New fMRI Twin Study of Reading and Math
For the last 15 years, we have been working with twins and their families to better understand how genetic and environment affect the development of reading and math skills. We are excited to continue our research with our current twin families and are recruiting new twin families as well. In particular, we have recently received a 4-year, 2.8 million dollar grant to study how the genetic and environmental influences on reading and math are processed in the brain. This grant was awarded by the National Institutes of Child Health and Human Development as a "Learning Disabilities Innovation Hub"—one of only four in the entire United States.
This is the first time any study has integrated brain scanning to understand how genetics and environment are expressed in how the brain is structured and how it functions when reading and solving math problems.

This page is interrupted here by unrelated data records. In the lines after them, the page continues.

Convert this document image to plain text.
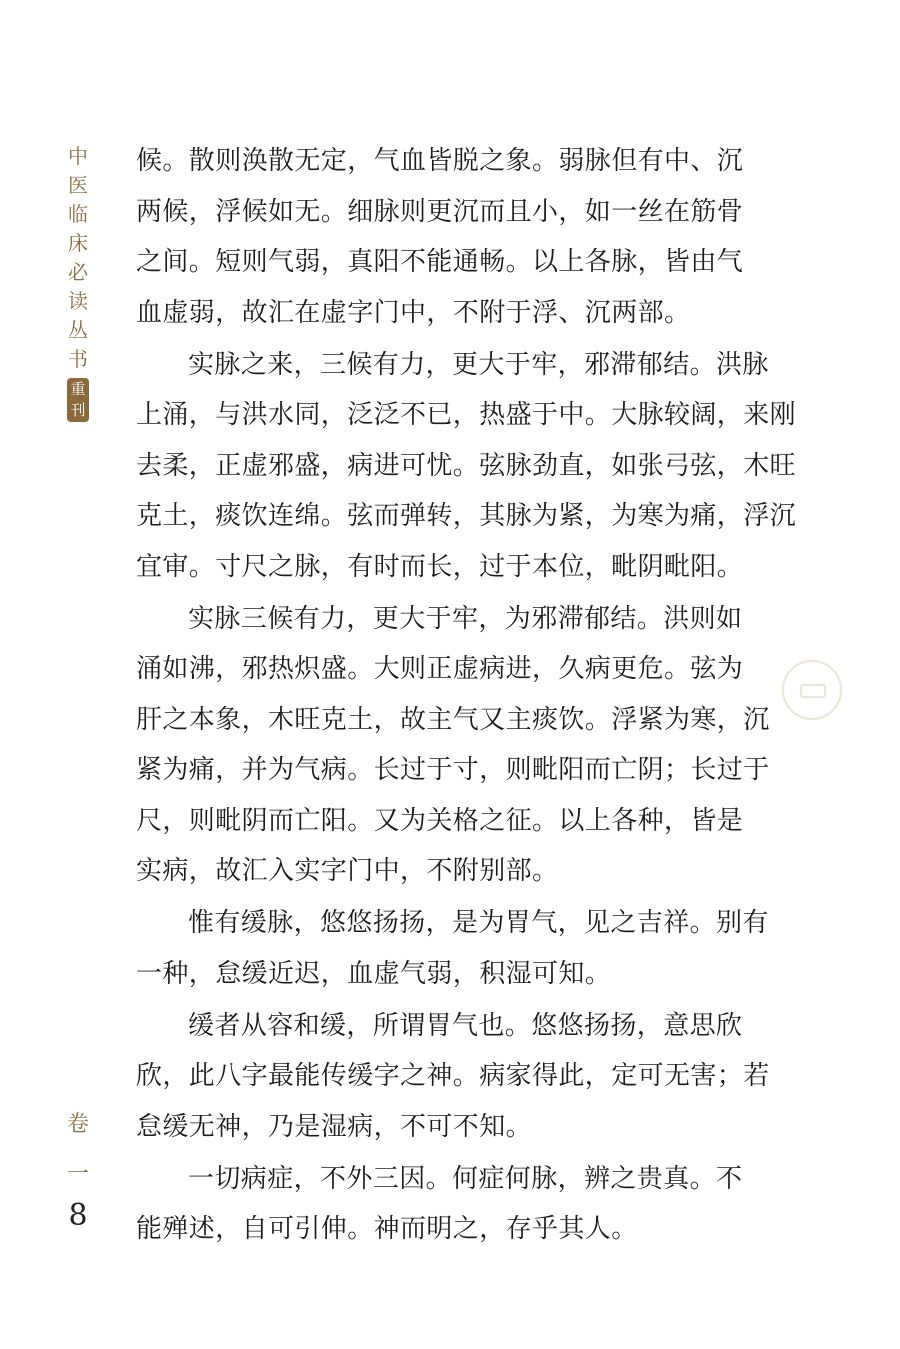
中
医
临
床
必
读
丛
书
重
刊
卷
一
8

候。散则涣散无定，气血皆脱之象。弱脉但有中、沉
两候，浮候如无。细脉则更沉而且小，如一丝在筋骨
之间。短则气弱，真阳不能通畅。以上各脉，皆由气
血虚弱，故汇在虚字门中，不附于浮、沉两部。

实脉之来，三候有力，更大于牢，邪滞郁结。洪脉
上涌，与洪水同，泛泛不已，热盛于中。大脉较阔，来刚
去柔，正虚邪盛，病进可忧。弦脉劲直，如张弓弦，木旺
克土，痰饮连绵。弦而弹转，其脉为紧，为寒为痛，浮沉
宜审。寸尺之脉，有时而长，过于本位，毗阴毗阳。

实脉三候有力，更大于牢，为邪滞郁结。洪则如
涌如沸，邪热炽盛。大则正虚病进，久病更危。弦为
肝之本象，木旺克土，故主气又主痰饮。浮紧为寒，沉
紧为痛，并为气病。长过于寸，则毗阳而亡阴；长过于
尺，则毗阴而亡阳。又为关格之征。以上各种，皆是
实病，故汇入实字门中，不附别部。

惟有缓脉，悠悠扬扬，是为胃气，见之吉祥。别有
一种，怠缓近迟，血虚气弱，积湿可知。

缓者从容和缓，所谓胃气也。悠悠扬扬，意思欣
欣，此八字最能传缓字之神。病家得此，定可无害；若
怠缓无神，乃是湿病，不可不知。

一切病症，不外三因。何症何脉，辨之贵真。不
能殚述，自可引伸。神而明之，存乎其人。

As you read this sentence, you are using a very complex neurological network influenced by your genes, but by everything you have learned that allows you to understand what you are reading. The same is true when solving a math problem, such as (3 x 21) + 4.
We are going to be able to look at how genetic differences and environmental differences affect how and where people process reading and math skills in the brain. We hope that this will yield not only better understanding of math and reading, but will also help more quickly identify and treat learning difficulties and more generally tailor learning to a person's particular cognitive strengths and weaknesses.
In order to participate in the fMRI study, twins will visit one of our labs located at The Ohio State University. For this fMRI study, twins must be at least 14 years old. Each twin will receive $100 at the time of the visit for participating and families will be reimbursed for travel expenses.